Consumer is queen
It is often said that scaling up public health programmes is a difficult task. But it can be done, if we focus on the community, writes Ashok Alexander.Updated: May 16, 2012 22:19 IST
I dare say I know more sex workers than anyone in India. I am friends with men who have risky sex with other men (MSMs) in six states. The transgenders of Chennai adopted me as a brother. I know the best places truckers stop along the highways. The last decade I have been exposed to communities and people on the fringes. How did this happen?

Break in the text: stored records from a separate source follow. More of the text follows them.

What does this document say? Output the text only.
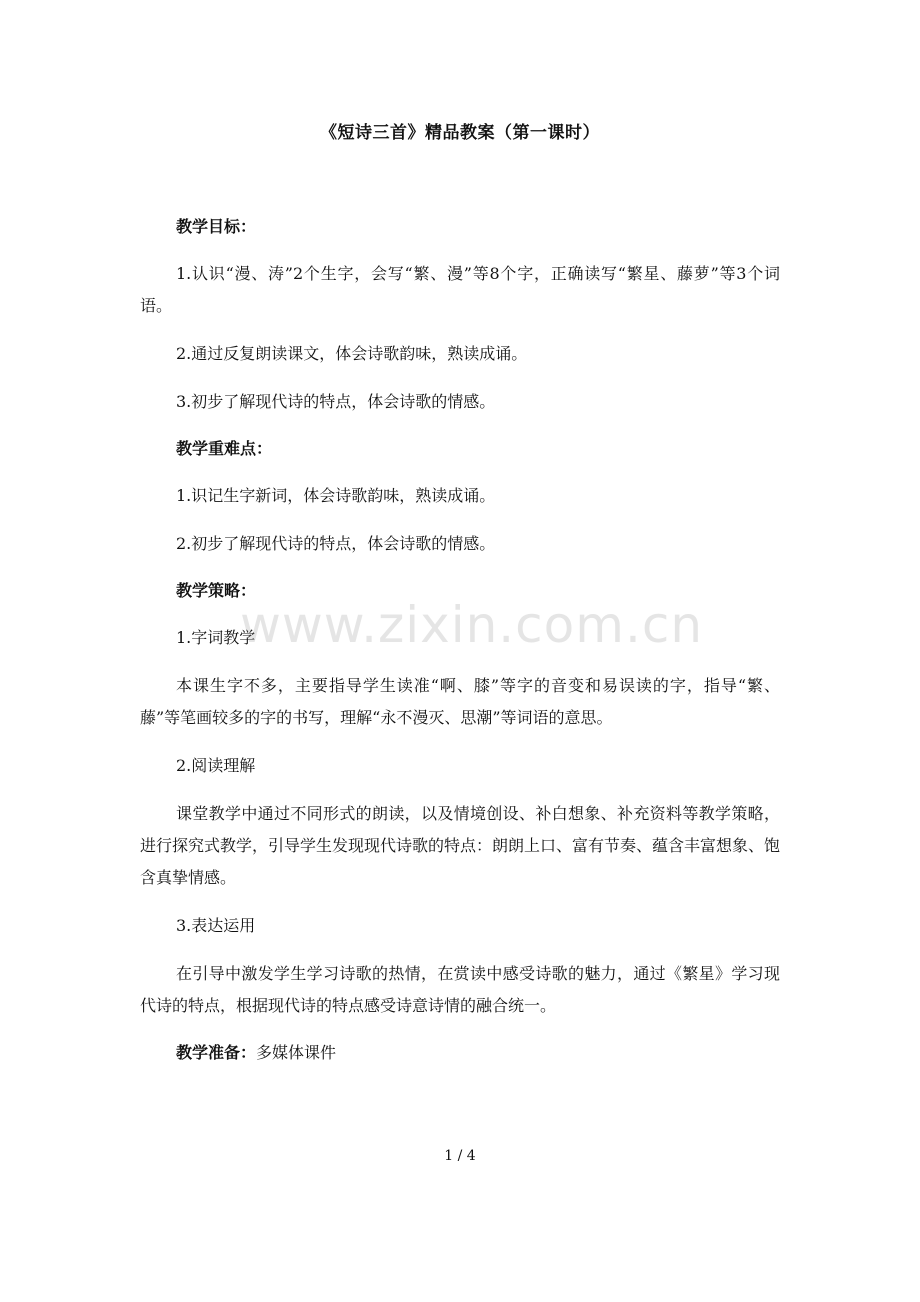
《短诗三首》精品教案（第一课时）

教学目标：

1.认识“漫、涛”2个生字，会写“繁、漫”等8个字，正确读写“繁星、藤萝”等3个词语。

2.通过反复朗读课文，体会诗歌韵味，熟读成诵。

3.初步了解现代诗的特点，体会诗歌的情感。

教学重难点：

1.识记生字新词，体会诗歌韵味，熟读成诵。

2.初步了解现代诗的特点，体会诗歌的情感。

教学策略：

1.字词教学

本课生字不多，主要指导学生读准“啊、膝”等字的音变和易误读的字，指导“繁、藤”等笔画较多的字的书写，理解“永不漫灭、思潮”等词语的意思。

2.阅读理解

课堂教学中通过不同形式的朗读，以及情境创设、补白想象、补充资料等教学策略，进行探究式教学，引导学生发现现代诗歌的特点：朗朗上口、富有节奏、蕴含丰富想象、饱含真挚情感。

3.表达运用

在引导中激发学生学习诗歌的热情，在赏读中感受诗歌的魅力，通过《繁星》学习现代诗的特点，根据现代诗的特点感受诗意诗情的融合统一。

教学准备：多媒体课件

www.zixin.com.cn
1 / 4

Ten years ago I received an offer I couldn’t refuse. The Bill & Melinda Gates Foundation asked me if I would start an India office and a programme to help stem the growth of HIV in India. India’s epidemic most affects the vulnerable groups named above. The idea was to bring prevention services to these groups.
I was ensconced in a comfortable career with McKinsey and Company. My job was to help businesses compete more strongly. I knew little about HIV and less about public health. But the chance to have an impact on this scale excited me. As I stepped into a new life, the question I was asked most frequently was: why? We named our programme ‘Avahan’, or call to action. Avahan is today probably the largest, most rapidly scaled donor-funded HIV prevention programme ever. It works in six states in the south, west and the north-east. At its height, Avahan provided prevention services in over 80 districts; distributing 13 million condoms monthly to some 200,000 sex workers, MSMs, and injection drug users. Avahan has become a partner and key contributor to India’s national HIV programme. India has a vigorous national programme and infections are declining in almost every state.

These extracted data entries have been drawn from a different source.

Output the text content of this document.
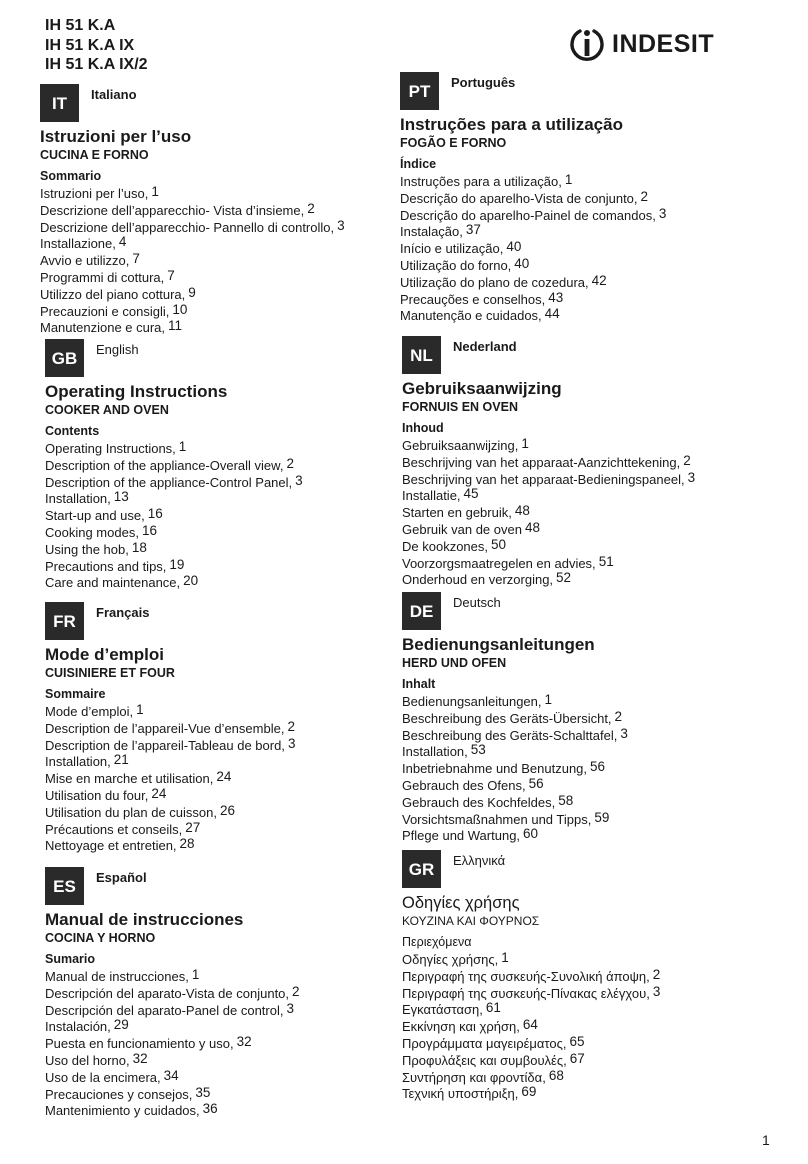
IH 51 K.A
IH 51 K.A IX
IH 51 K.A IX/2
INDESIT
IT	Italiano
Istruzioni per l’uso
CUCINA E FORNO
Sommario
Istruzioni per l’uso, 1
Descrizione dell’apparecchio- Vista d’insieme, 2
Descrizione dell’apparecchio- Pannello di controllo, 3
Installazione, 4
Avvio e utilizzo, 7
Programmi di cottura, 7
Utilizzo del piano cottura, 9
Precauzioni e consigli, 10
Manutenzione e cura, 11
GB	English
Operating Instructions
COOKER AND OVEN
Contents
Operating Instructions, 1
Description of the appliance-Overall view, 2
Description of the appliance-Control Panel, 3
Installation, 13
Start-up and use, 16
Cooking modes, 16
Using the hob, 18
Precautions and tips, 19
Care and maintenance, 20
FR	Français
Mode d’emploi
CUISINIERE ET FOUR
Sommaire
Mode d’emploi, 1
Description de l’appareil-Vue d’ensemble, 2
Description de l’appareil-Tableau de bord, 3
Installation, 21
Mise en marche et utilisation, 24
Utilisation du four, 24
Utilisation du plan de cuisson, 26
Précautions et conseils, 27
Nettoyage et entretien, 28
ES	Español
Manual de instrucciones
COCINA Y HORNO
Sumario
Manual de instrucciones, 1
Descripción del aparato-Vista de conjunto, 2
Descripción del aparato-Panel de control, 3
Instalación, 29
Puesta en funcionamiento y uso, 32
Uso del horno, 32
Uso de la encimera, 34
Precauciones y consejos, 35
Mantenimiento y cuidados, 36
PT	Português
Instruções para a utilização
FOGÃO E FORNO
Índice
Instruções para a utilização, 1
Descrição do aparelho-Vista de conjunto, 2
Descrição do aparelho-Painel de comandos, 3
Instalação, 37
Início e utilização, 40
Utilização do forno, 40
Utilização do plano de cozedura, 42
Precauções e conselhos, 43
Manutenção e cuidados, 44
NL	Nederland
Gebruiksaanwijzing
FORNUIS EN OVEN
Inhoud
Gebruiksaanwijzing, 1
Beschrijving van het apparaat-Aanzichttekening, 2
Beschrijving van het apparaat-Bedieningspaneel, 3
Installatie, 45
Starten en gebruik, 48
Gebruik van de oven 48
De kookzones, 50
Voorzorgsmaatregelen en advies, 51
Onderhoud en verzorging, 52
DE	Deutsch
Bedienungsanleitungen
HERD UND OFEN
Inhalt
Bedienungsanleitungen, 1
Beschreibung des Geräts-Übersicht, 2
Beschreibung des Geräts-Schalttafel, 3
Installation, 53
Inbetriebnahme und Benutzung, 56
Gebrauch des Ofens, 56
Gebrauch des Kochfeldes, 58
Vorsichtsmaßnahmen und Tipps, 59
Pflege und Wartung, 60
GR	Ελληνικά
Οδηγίες χρήσης
ΚΟΥΖΙΝΑ ΚΑΙ ΦΟΥΡΝΟΣ
Περιεχόμενα
Οδηγίες χρήσης, 1
Περιγραφή της συσκευής-Συνολική άποψη, 2
Περιγραφή της συσκευής-Πίνακας ελέγχου, 3
Εγκατάσταση, 61
Εκκίνηση και χρήση, 64
Προγράμματα μαγειρέματος, 65
Προφυλάξεις και συμβουλές, 67
Συντήρηση και φροντίδα, 68
Τεχνική υποστήριξη, 69
1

Avahan took me to an India I never knew. I visited small towns from Imphal to Mysore. I encountered the grinding poverty that forces a woman to sell herself for a paltry R50. I also discovered courage and leadership in these most marginalised and desperate communities.

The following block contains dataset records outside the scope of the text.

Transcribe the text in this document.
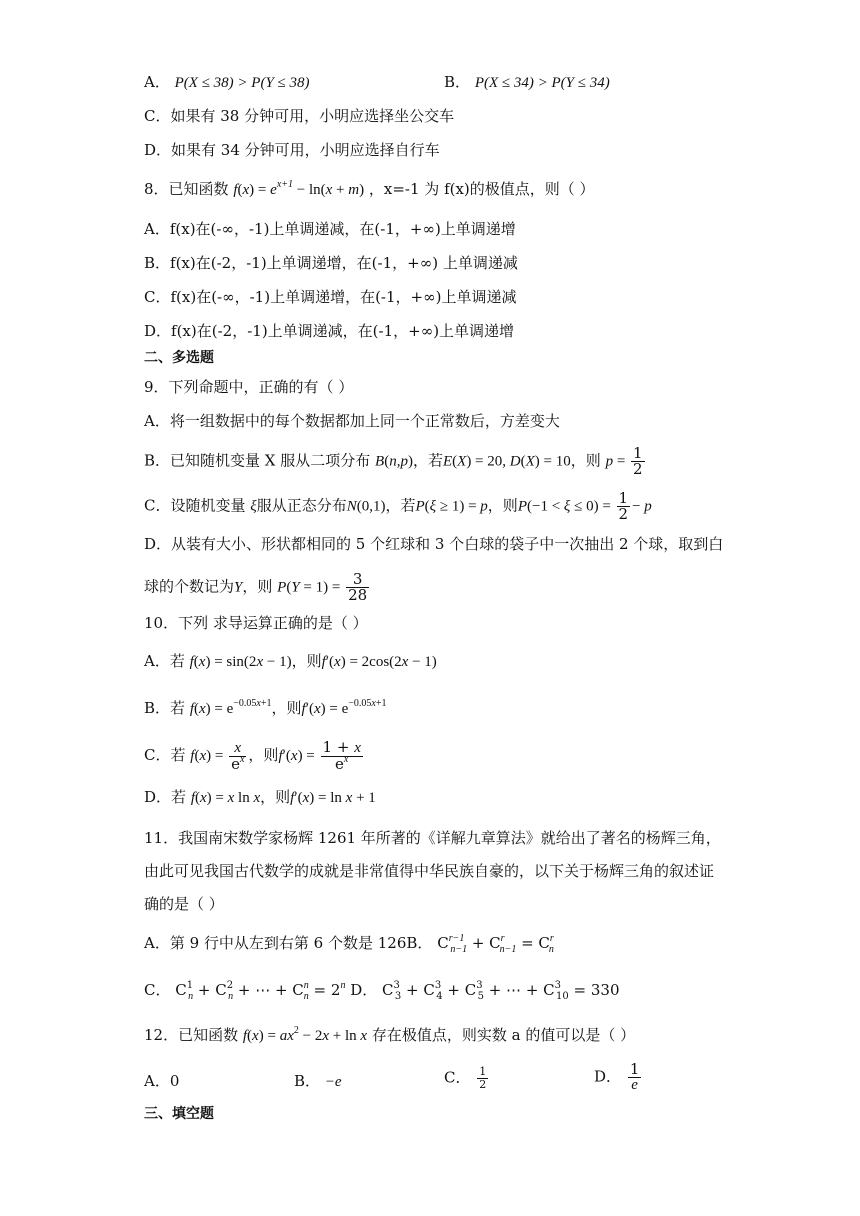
A． P(X ≤ 38) > P(Y ≤ 38)	B． P(X ≤ 34) > P(Y ≤ 34)
C．如果有 38 分钟可用，小明应选择坐公交车
D．如果有 34 分钟可用，小明应选择自行车
8．已知函数 $f(x) = e^{x+1} - \ln(x + m)$ ，x=-1 为 f(x)的极值点，则（ ）
A．f(x)在(-∞，-1)上单调递减，在(-1，+∞)上单调递增
B．f(x)在(-2，-1)上单调递增，在(-1，+∞) 上单调递减
C．f(x)在(-∞，-1)上单调递增，在(-1，+∞)上单调递减
D．f(x)在(-2，-1)上单调递减，在(-1，+∞)上单调递增
二、多选题
9．下列命题中，正确的有（ ）
A．将一组数据中的每个数据都加上同一个正常数后，方差变大
B．已知随机变量 X 服从二项分布 B(n,p)，若E(X) = 20, D(X) = 10，则 $p = \frac{1}{2}$
C．设随机变量 ξ服从正态分布N(0,1)，若P(ξ ≥ 1) = p，则$P(-1 < \xi \le 0) = \frac{1}{2} - p$
D．从装有大小、形状都相同的 5 个红球和 3 个白球的袋子中一次抽出 2 个球，取到白
球的个数记为Y，则 $P(Y = 1) = \frac{3}{28}$
10．下列 求导运算正确的是（ ）
A．若 f(x) = sin(2x − 1)，则f′(x) = 2cos(2x − 1)
B．若 $f(x) = e^{-0.05x+1}$，则$f'(x) = e^{-0.05x+1}$
C．若 $f(x) = \frac{x}{e^x}$ ，则$f'(x) = \frac{1 + x}{e^x}$
D．若 f(x) = x ln x，则f′(x) = ln x + 1
11．我国南宋数学家杨辉 1261 年所著的《详解九章算法》就给出了著名的杨辉三角，
由此可见我国古代数学的成就是非常值得中华民族自豪的，以下关于杨辉三角的叙述证
确的是（ ）
A．第 9 行中从左到右第 6 个数是 126B． $C^{r-1}_{n-1} + C^r_{n-1} = C^r_n$
C． $C^1_n + C^2_n$ + ⋯ + $C^n_n = 2^n$ D． $C^3_3 + C^3_4 + C^3_5$ + ⋯ + $C^3_{10} = 330$
12．已知函数 $f(x) = ax^2 - 2x + \ln x$ 存在极值点，则实数 a 的值可以是（ ）
A．0	B． −e	C． $\frac{1}{2}$	D． $\frac{1}{e}$
三、填空题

Scaling up, we applied simple business principles — segmenting the sex work market, managing logistics, measuring results. We learned a lot. I believe these learnings are universal and can indicate ways to impact in areas of public health and development, which goes beyond HIV.
The first lesson is that scale is everything. When we started, many public health experts thought that the scaling up of HIV prevention is impossible. The most fundamental reason was that the consumer — the sex worker — was hidden and mobile. There was little data. Massive stigma made the prevention service delivery difficult. We demonstrated that there are several routes to scale. The most important is creating an active and aware consumer who excitedly demands your product. A few weeks from starting out, I sat with 20 sex workers on the mud floor of a dark hut in the outskirts of Visakhapatnam. “HIV will kill you if you don’t use condoms. You’ll be dead within 10 years,” I said earnestly. They looked at each other. One, Kollama, said quietly: “Why don’t you tell us something we don’t know? Ten years is a lifetime. Tell us how to find a life without violence.”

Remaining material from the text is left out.